Taste and smell functions of the study participants were tested before the start, at the middle, and one to three weeks after the end of chemotherapy. At the same time, they were asked about their food preferences. In the process, the women were able to select appropriate sweet and salty foods, which were presented to them as pictures on the computer. It was found that the patients could taste less during chemotherapy than the women in the comparison group; there were no changes in the function of the sense of smell. This results in practical recommendations for the everyday life of cancer patients (Tab. 1).
Source: European Breast Cancer Conference, March 9-11, 2016, Amsterdam.
Literature:
- Dikmans R, et al: Two-stage implant-based breast reconstruction is safer than immediate one-stage implant-based breast reconstruction augmented with an acellular dermal matrix: a multicentre randomized controlled trial. European J of Cancer 2016; 57, suppl. 2 (abs 1LBA).
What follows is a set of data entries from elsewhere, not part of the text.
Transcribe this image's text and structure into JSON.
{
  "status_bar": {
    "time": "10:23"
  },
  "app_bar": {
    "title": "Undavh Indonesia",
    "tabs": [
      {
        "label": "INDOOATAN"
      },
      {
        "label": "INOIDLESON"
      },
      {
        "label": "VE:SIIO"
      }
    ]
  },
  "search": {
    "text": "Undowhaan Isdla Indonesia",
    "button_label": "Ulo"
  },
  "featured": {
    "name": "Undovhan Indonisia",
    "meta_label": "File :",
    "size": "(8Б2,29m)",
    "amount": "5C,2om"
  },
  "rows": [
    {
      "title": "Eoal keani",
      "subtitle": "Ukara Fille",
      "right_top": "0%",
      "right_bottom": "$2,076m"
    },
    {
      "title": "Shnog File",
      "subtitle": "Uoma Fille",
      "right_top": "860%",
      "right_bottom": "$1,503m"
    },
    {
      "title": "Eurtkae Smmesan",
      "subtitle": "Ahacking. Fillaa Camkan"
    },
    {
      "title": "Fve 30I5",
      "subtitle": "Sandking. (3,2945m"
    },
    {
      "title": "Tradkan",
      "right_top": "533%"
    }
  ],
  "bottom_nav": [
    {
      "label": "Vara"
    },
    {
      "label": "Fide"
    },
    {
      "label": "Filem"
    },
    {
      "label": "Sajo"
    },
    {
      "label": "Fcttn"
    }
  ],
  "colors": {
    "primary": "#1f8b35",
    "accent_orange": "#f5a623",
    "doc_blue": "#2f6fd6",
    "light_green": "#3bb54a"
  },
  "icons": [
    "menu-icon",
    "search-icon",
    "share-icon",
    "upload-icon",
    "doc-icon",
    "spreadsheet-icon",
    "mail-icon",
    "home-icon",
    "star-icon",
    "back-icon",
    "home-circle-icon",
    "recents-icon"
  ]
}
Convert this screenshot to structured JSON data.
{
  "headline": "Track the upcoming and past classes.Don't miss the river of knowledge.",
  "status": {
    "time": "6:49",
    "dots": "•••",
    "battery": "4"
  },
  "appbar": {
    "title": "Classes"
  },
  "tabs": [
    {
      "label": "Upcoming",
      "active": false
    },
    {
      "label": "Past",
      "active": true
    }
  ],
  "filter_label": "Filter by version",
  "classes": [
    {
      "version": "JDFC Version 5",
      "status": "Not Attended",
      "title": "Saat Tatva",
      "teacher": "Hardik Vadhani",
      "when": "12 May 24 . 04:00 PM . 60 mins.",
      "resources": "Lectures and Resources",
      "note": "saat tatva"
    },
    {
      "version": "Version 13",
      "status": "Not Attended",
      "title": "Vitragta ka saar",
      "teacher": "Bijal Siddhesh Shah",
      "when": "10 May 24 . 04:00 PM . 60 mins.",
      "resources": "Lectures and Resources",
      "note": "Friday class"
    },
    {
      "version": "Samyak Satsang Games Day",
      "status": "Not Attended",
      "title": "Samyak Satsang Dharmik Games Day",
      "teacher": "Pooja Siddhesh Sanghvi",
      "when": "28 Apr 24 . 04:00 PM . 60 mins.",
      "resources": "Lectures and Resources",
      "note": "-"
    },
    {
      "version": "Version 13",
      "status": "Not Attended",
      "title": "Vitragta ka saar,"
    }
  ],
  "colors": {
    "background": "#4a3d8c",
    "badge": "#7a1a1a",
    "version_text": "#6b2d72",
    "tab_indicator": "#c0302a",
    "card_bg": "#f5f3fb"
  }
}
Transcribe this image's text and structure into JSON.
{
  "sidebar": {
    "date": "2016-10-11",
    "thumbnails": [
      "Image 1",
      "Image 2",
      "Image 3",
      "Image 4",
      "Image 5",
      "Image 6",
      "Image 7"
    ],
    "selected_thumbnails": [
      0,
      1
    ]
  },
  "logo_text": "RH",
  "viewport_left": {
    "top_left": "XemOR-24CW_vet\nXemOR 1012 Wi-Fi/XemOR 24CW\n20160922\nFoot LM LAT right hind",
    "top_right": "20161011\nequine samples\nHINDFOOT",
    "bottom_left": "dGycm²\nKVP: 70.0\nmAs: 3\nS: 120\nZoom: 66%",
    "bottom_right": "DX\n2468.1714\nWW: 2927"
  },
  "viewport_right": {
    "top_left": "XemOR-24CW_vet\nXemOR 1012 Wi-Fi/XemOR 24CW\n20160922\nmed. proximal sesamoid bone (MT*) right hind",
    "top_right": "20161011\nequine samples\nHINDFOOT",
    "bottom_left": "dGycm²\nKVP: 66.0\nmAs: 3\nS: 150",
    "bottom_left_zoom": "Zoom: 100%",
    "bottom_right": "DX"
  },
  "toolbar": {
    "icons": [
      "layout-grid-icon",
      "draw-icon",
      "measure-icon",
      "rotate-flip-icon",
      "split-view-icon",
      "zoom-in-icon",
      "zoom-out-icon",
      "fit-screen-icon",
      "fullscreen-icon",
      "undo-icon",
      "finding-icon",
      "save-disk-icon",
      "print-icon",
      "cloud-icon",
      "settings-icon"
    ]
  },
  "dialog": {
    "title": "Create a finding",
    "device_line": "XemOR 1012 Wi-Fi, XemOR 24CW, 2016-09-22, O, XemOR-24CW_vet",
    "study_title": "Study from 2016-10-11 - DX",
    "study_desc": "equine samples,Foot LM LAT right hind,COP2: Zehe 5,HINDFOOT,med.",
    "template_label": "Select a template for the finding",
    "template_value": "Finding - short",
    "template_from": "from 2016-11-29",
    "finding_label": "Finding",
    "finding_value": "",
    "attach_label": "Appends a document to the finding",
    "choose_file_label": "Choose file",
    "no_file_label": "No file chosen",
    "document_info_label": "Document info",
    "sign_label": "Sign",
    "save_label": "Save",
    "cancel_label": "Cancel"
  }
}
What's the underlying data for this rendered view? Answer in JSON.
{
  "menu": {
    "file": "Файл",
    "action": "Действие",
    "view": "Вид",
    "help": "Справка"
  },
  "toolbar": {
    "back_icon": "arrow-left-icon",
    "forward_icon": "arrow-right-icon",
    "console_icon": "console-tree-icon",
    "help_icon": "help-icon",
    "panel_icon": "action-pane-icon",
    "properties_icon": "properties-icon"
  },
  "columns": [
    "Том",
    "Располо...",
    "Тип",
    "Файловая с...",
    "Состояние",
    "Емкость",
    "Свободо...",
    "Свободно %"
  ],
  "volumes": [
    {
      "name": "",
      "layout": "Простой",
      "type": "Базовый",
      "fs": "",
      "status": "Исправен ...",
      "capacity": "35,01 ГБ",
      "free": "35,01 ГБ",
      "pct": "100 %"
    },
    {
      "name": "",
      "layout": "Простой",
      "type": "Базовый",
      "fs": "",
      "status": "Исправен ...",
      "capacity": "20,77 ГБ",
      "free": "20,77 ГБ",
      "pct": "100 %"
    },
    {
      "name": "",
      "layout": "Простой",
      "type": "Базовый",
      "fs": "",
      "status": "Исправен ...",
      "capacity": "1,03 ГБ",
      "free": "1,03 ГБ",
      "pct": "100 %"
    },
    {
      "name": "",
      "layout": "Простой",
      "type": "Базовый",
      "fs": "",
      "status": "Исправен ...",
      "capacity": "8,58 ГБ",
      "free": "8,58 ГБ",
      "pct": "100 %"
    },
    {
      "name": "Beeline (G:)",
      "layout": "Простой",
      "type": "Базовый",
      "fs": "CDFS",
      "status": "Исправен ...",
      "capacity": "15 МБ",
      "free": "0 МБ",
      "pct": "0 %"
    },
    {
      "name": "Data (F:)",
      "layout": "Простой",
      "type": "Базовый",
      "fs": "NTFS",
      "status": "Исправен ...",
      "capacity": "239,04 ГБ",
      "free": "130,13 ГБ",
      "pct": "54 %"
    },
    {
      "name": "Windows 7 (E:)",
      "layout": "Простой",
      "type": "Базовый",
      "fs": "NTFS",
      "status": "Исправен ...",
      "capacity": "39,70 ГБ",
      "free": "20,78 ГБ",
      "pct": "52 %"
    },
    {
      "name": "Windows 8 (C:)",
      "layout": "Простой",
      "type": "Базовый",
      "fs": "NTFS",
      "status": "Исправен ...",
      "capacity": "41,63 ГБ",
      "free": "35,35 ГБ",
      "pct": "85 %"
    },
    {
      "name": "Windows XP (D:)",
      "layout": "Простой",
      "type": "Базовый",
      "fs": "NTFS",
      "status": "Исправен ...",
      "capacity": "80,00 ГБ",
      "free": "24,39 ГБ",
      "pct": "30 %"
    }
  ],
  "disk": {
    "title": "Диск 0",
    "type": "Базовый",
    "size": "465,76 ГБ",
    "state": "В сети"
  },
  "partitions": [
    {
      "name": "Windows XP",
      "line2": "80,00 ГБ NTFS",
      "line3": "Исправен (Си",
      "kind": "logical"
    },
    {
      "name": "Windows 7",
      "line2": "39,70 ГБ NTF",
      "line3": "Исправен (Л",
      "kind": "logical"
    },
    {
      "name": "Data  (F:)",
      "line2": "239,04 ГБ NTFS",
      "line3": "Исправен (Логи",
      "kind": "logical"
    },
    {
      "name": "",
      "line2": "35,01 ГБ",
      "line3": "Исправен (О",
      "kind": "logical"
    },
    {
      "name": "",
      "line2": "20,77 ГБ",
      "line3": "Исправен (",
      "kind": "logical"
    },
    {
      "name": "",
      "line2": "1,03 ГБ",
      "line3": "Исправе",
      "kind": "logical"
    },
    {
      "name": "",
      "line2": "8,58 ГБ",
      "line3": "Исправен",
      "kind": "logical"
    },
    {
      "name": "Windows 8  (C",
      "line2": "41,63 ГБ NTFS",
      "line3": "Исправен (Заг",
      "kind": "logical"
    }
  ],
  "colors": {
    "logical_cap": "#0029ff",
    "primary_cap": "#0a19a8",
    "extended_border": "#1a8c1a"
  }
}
- Boerman LM, et al: Long-term outcome of cardiac dysfunction in a population-based cohort of breast cancer survivors. European J of Cancer 2016; 57, suppl. 2 (abs 2LBA).
- Ronco A, et al: Hot infusions and risk of breast cancer: A case-control study in Uruguay. European J of Cancer 2016; 57, suppl. 2 (poster 114).
- De Vries Y, et al: Taste, smell and food preferences during chemotherapy in breast cancer patients. European J of Cancer 2016; 57, suppl. 2 (Poster 182).
- Hong J, et al: Taste and Odor Abnormalities in Cancer Patients. J Support Oncol 2009; 7:58-65.
InFo ONCOLOGY & HEMATOLOGY 2016; 4(3); 31-32.